Randomized batch-sampling Kaczmarz methods for general linear systems
Dong-Yue Xie, Xi Yang
TL;DR
The paper tackles solving general linear systems $A x=b$ with randomized Kaczmarz-type methods by introducing a unified randomized batch-sampling Kaczmarz (RBSK) framework. It derives concentration-inequality-based, scale-invariant mean-squared convergence bounds that apply to randomized non-extended block Kaczmarz methods with static samplings, and shows how the batch distribution ${\bf P}$ and a diagonal scaling $S$ influence the rate through quantities like $\xi$ and $\eta$. The work demonstrates that the new bounds are tighter and more aligned with empirical convergence than existing ND14 and GM21 bounds, across synthetic multi-scale and ill-conditioned matrices as well as real sparse data from SuiteSparse. It also highlights the potential of learning-guided batch-sampling distributions to tailor performance to specific applications while maintaining low per-iteration cost. Overall, the RBSK framework provides a flexible, theoretically sharp, and practically effective approach for fast randomized block Kaczmarz solvers in large-scale linear problems.
Abstract
To conduct a more in-depth investigation of randomized solvers for general linear systems, we adopt a unified randomized batch-sampling Kaczmarz framework with per-iteration costs as low as cyclic block methods, and develop a general analysis technique to establish its convergence guarantee. With concentration inequalities, we derive new expected linear convergence rate bounds. The analysis applies to any randomized non-extended block Kaczmarz methods with static stochastic samplings.

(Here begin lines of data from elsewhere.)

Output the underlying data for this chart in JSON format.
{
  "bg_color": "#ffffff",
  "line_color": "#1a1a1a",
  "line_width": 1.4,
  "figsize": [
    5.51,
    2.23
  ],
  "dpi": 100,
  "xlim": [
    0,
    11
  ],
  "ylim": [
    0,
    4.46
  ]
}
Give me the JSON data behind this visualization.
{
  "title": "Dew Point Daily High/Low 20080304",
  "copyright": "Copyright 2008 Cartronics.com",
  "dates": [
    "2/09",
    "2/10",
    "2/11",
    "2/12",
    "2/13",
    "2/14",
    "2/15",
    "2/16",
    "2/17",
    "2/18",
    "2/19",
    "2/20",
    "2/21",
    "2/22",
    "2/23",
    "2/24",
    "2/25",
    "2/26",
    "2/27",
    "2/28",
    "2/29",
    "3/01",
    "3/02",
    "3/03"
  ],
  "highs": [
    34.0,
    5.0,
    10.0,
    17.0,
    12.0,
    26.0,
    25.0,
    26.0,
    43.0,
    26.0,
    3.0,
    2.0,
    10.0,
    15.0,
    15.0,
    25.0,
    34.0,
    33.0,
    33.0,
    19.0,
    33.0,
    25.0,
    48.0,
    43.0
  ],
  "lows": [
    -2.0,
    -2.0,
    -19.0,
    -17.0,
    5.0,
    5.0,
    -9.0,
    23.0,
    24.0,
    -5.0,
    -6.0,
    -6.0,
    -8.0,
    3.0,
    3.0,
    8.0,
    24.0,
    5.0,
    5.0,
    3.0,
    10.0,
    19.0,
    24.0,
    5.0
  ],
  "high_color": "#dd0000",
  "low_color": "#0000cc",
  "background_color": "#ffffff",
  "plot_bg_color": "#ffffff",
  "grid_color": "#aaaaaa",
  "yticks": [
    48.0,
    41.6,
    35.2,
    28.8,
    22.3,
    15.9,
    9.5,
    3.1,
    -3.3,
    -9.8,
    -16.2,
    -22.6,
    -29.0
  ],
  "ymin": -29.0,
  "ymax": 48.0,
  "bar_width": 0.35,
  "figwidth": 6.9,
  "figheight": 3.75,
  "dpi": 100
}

In addition, the new rate bounds are scale-invariant which eliminate the dependence on the magnitude of the data matrix. In most experiments, the new bounds are significantly tighter than existing ones and better reflect the empirical convergence behavior of block methods. Within this new framework, the batch-sampling distribution, as a learnable parameter, provides the possibility for block methods to achieve efficient performance in specific application scenarios, which deserves further investigation.